À propos de la parenté transgenre…
Selon la Cour européenne des droits de l’homme, le refus des autorités étatiques d’inscrire sur l’état civil un homme transgenre en tant que père ou une femme transgenre en tant que mère ne viole pas la Convention européenne des droits de l’homme.
Dans la première affaire, le parent transgenre, de nationalité allemande, est déclaré né de sexe féminin. En 2011, il obtient le changement de sexe à l’état civil avec changement de prénom, tout en conservant son appareil reproducteur féminin. En 2013, il accouche d’un garçon né d’un don de sperme, le donneur ayant consenti à ne pas avoir le statut de père légal de l’enfant. Le parent transgenre demande alors au service de l’état civil de l’inscrire comme père de l’enfant et de laisser libre la case prévue pour consigner le nom de la mère. L’officier de l’état civil s’interroge toutefois quant à la question de savoir si le parent transgenre doit être inscrit en tant que père ou en tant que mère de l’enfant.
En première instance, en appel puis au niveau fédéral, les juges statuent dans le sens de l’inscription en tant que mère. Quant à la Cour européenne, elle se prononce sur la conventionnalité de la décision de la Cour fédérale de justice au regard de l’article 8 de la Convention.
Tout d’abord, elle écarte l’atteinte au droit au respect de la vie familiale au motif que les requérants (le parent transgenre et l’enfant) « vivent ensemble dans une relation parent-enfant et que l’existence du lien de parenté entre eux n’est pas contestée en soi ». S’agissant ensuite de l’ingérence alléguée dans l’exercice du droit au respect de leur vie privée, la Cour européenne souligne l’absence de consensus sur la question de savoir comment indiquer, dans les registres de l’état civil concernant un enfant, que l’une des personnes ayant la qualité de parent est transgenre.
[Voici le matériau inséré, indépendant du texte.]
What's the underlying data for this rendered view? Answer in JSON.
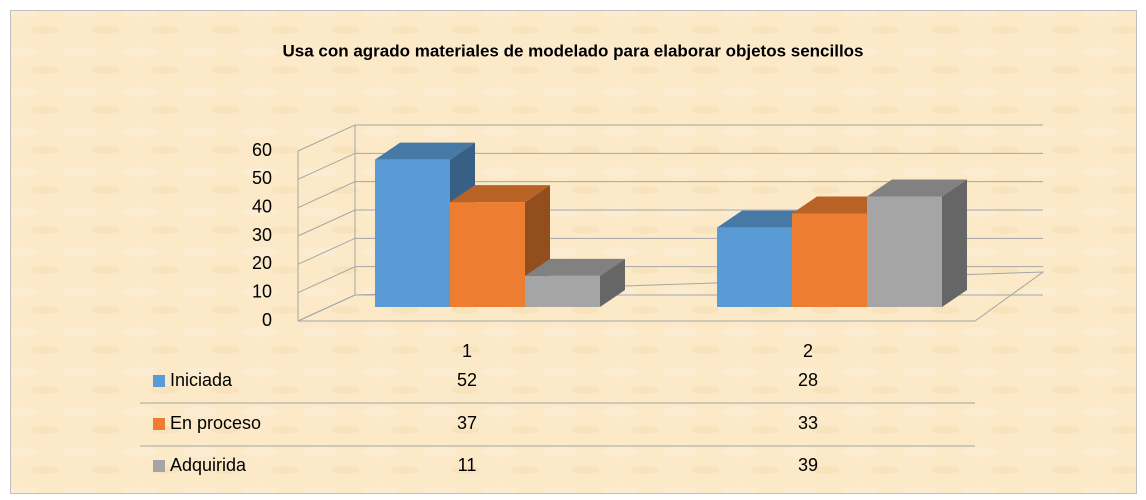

Elle considère dès lors que les États jouissent, en la matière, d’une large marge nationale d’appréciation.
Eu égard, par ailleurs, au fait que le lien de filiation entre les requérants n’a pas été mis en cause en soi et au nombre limité de situations pouvant mener, lors de la présentation d’un acte de naissance de l’enfant, à la révélation de l’identité transgenre du parent, la Cour conclut à l’absence de violation de l’article 8.
Dans la seconde affaire, la CEDH retient la même solution à propos d’un parent transgenre né de sexe masculin et ayant obtenu la reconnaissance judiciaire de son changement de genre. Sa compagne avait accouché de leur fils conçu avec les gamètes mâles du parent transgenre, lequel a été inscrit dans le registre des naissances comme père de l’enfant, et non comme deuxième mère.